The battleship’s design was an answer to the numerically dominant US Navy – Imperial Japan’s primary threat in the Pacific. Though laid down in 1937 the battleship was not actually commissioned until late 1941, a week after fated attack on Pearl Harbour. She served as the flagship of the Combined Fleet. It was from her bridge that Admiral Isoroku Yamamoto directed the fleet at Midway in June 1942, though this proved a disastrous defeat for the Japanese.

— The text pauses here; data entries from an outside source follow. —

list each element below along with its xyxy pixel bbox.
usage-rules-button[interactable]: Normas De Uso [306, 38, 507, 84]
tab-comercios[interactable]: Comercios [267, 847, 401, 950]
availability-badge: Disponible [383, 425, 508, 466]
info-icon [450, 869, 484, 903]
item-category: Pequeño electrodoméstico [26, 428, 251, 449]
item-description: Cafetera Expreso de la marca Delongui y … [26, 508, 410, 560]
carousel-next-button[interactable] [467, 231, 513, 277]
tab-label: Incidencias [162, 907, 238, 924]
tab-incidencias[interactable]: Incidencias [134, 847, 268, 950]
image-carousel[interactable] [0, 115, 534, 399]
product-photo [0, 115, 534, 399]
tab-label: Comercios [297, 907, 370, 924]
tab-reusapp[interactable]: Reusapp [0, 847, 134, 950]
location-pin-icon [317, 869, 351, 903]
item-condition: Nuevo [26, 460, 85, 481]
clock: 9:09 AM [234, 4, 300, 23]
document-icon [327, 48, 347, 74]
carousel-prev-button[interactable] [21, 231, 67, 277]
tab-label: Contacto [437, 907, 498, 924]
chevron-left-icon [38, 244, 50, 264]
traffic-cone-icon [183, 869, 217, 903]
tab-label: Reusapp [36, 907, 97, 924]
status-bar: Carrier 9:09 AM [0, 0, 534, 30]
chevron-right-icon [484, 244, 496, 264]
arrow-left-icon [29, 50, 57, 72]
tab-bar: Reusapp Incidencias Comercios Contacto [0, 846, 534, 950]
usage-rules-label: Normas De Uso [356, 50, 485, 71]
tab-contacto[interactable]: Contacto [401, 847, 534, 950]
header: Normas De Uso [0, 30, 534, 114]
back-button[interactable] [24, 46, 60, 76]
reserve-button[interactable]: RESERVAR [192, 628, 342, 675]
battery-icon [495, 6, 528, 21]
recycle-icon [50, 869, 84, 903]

She was thereafter replaced by the Musashi as flagship and spent the larger part of 1943 and 44 moving between ports in a responsive role.

October 1944 was the only occasion on which Yamato fired her main guns in anger, at the Battle of Leyte Gulf. Yamato had been tasked with repelling American forces invading the Phillipines. Though success lay within Japanese grasp, such was the ferocity of a counterattack of a light escort carrier group of the U.S. Navy’s Task Force 77 that the Japanese enacted a retreat, falsely believing they faced a much larger carrier force.

By early in 1945, Naval superiority in the Pacific belonged firmly to the US Navy. In an effort to delay the Allies’ advance, Yamato was dispatched to Okinawa in April 1945, with no expectation to ever return. Her orders were to beach herself and fight until destroyed. This was not allowed to occur when, on 7 April 1945 when she was sunk by US carrier-based bombers and torpedo bombers, with the loss of the majority of her complement.